Answer:
Explanation:
AI-generated answer
a. To calculate how much Jose would need to deposit in the account each month, we can use the future value of an ordinary annuity formula.
The future value of an ordinary annuity formula is:
FV = P * [(1 + r)^n - 1] / r
Where:
FV = future value
P = monthly deposit
r = interest rate per period
n = number of periods
In this case, Jose wants to have $800,000 in 30 years, and the interest rate is 6%. Since the interest rate is stated annually, we need to convert it to a monthly rate by dividing it by 12.
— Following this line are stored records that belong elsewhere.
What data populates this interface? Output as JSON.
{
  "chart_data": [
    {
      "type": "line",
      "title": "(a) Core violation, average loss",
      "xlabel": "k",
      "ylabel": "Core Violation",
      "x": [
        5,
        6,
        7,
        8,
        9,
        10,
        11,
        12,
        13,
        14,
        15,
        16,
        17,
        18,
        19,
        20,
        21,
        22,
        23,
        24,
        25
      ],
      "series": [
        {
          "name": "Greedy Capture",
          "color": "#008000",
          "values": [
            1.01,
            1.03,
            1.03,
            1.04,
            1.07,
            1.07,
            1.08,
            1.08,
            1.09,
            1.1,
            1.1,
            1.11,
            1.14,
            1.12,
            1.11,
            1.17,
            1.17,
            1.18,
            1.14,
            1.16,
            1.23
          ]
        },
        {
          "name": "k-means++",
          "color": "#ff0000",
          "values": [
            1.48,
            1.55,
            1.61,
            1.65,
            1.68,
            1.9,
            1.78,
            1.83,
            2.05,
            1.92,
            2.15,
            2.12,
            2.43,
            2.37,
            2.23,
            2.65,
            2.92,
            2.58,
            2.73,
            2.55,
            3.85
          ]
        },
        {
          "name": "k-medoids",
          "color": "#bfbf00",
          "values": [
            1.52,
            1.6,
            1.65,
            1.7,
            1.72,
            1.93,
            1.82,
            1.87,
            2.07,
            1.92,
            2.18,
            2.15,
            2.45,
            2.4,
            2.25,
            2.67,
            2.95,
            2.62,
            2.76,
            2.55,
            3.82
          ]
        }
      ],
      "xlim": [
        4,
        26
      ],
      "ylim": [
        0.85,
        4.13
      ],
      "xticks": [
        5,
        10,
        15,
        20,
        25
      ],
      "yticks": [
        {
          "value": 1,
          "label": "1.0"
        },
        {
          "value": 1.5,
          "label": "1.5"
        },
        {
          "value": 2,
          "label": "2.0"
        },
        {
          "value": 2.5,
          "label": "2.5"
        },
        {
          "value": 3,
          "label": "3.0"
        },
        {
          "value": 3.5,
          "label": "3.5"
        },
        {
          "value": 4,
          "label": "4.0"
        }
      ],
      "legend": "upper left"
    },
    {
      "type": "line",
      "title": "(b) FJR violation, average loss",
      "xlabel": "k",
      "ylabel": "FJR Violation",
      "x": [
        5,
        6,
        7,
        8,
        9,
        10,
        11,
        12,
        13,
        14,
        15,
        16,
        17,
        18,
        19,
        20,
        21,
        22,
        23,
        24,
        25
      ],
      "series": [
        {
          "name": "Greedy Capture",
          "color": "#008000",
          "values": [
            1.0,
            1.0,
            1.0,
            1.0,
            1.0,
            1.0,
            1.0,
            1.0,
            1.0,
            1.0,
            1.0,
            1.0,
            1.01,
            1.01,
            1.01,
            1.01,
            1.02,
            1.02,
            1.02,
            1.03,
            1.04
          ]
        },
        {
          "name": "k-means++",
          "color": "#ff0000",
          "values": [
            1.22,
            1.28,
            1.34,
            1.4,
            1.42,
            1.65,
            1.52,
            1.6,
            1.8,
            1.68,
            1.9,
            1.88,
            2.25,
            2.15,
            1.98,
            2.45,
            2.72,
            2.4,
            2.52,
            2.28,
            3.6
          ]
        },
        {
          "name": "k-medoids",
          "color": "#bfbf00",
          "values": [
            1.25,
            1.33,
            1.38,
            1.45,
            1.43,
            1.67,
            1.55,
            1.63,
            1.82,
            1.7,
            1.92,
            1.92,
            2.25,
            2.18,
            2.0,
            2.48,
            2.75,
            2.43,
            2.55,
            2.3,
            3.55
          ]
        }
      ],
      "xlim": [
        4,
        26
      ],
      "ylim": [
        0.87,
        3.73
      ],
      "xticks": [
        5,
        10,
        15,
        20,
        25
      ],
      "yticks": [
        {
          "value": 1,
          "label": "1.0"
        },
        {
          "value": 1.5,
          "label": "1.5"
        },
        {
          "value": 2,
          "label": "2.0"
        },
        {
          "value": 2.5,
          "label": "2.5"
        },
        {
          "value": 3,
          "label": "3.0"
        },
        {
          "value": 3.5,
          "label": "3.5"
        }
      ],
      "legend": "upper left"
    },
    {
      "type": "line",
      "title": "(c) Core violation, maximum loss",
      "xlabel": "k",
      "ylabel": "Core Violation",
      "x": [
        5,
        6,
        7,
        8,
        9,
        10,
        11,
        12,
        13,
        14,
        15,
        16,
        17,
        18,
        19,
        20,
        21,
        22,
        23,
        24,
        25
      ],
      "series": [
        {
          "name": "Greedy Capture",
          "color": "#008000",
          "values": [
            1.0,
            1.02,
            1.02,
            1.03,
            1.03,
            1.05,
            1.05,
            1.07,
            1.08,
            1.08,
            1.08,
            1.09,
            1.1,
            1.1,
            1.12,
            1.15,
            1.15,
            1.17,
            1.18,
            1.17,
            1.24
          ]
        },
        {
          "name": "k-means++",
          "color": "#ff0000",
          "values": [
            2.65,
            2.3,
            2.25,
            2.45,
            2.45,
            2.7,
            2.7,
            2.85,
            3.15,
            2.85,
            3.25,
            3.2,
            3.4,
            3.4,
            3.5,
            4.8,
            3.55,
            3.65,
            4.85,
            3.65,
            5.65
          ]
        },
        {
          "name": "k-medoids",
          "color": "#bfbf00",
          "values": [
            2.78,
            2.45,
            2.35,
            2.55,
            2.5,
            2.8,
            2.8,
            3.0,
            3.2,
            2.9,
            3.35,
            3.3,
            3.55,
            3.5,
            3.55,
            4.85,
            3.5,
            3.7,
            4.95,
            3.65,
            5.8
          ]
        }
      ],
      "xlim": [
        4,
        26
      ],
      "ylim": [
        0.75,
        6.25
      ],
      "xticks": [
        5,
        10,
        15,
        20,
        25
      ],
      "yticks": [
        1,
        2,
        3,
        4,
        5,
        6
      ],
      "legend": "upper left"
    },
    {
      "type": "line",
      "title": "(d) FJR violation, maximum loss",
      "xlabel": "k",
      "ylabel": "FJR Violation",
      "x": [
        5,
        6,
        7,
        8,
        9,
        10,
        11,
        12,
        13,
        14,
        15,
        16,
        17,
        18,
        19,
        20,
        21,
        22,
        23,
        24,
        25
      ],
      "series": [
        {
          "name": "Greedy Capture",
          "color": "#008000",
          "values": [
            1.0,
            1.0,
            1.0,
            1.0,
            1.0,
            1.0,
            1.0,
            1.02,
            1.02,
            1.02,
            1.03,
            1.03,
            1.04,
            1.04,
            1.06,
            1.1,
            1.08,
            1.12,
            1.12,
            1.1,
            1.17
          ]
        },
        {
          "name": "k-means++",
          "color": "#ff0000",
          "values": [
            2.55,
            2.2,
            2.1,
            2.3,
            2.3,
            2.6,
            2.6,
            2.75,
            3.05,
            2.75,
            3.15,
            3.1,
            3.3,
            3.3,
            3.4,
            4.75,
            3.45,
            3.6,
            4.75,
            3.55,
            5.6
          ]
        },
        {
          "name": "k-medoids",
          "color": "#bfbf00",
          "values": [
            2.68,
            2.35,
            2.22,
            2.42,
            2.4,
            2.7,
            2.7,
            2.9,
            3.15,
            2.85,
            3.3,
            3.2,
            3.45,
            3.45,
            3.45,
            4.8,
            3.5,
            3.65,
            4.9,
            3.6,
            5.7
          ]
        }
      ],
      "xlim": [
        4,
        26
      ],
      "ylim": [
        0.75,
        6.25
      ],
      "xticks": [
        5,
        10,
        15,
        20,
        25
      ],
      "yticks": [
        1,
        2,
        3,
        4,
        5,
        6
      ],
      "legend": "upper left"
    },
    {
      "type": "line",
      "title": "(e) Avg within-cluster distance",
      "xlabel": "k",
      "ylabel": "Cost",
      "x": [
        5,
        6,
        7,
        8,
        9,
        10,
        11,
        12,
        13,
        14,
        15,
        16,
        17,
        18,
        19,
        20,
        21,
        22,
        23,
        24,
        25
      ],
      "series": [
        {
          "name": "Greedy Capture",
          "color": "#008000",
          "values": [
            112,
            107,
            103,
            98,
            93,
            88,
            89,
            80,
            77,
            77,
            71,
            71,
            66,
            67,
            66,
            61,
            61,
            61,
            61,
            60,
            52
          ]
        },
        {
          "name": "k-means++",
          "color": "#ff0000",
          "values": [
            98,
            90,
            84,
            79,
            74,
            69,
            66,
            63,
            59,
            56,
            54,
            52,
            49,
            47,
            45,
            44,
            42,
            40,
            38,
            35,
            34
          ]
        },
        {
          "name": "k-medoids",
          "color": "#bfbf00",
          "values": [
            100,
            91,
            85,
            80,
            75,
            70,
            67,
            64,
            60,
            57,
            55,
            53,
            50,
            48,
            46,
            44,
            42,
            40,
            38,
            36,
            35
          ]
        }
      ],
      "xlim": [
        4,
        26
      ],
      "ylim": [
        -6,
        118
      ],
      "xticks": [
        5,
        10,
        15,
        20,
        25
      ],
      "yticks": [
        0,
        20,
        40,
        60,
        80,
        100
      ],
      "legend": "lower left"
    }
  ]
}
r = 6% / 12 = 0.06 / 12 = 0.005
We also need to multiply the number of years by 12 to get the number of periods.
n = 30 years * 12 = 360 periods
Now, we can substitute the values into the formula and solve for P:
800,000 = P * [(1 + 0.005)^360 - 1] / 0.005
Simplifying the equation:
800,000 = P * [2.2080403 - 1] / 0.005
800,000 = P * 1.2080403 / 0.005
800,000 = 241,608.06P
Dividing both sides of the equation by 241,608.06:
P = 800,000 / 241,608.06
P ≈ $3,310.43
Therefore, Jose would need to deposit approximately $3,310.43 in the account each month.
b. To calculate how much total money Jose will put into the account, we can multiply the monthly deposit by the number of periods.
Total money = Monthly deposit * Number of periods
Total money = $3,310.43 * 360
Total money ≈ $1,190,552.80
Therefore, Jose will put approximately $1,190,552.80 into the account.
c. To calculate how much total interest Jose will earn, we can subtract the total money deposited from the total future value.
Total interest = Total money - Total money deposited
Total interest = $800,000 - $1,190,552.80
Total interest ≈ -$390,552.80
Jose will not earn any interest, but rather have a shortfall of approximately $390,552.80.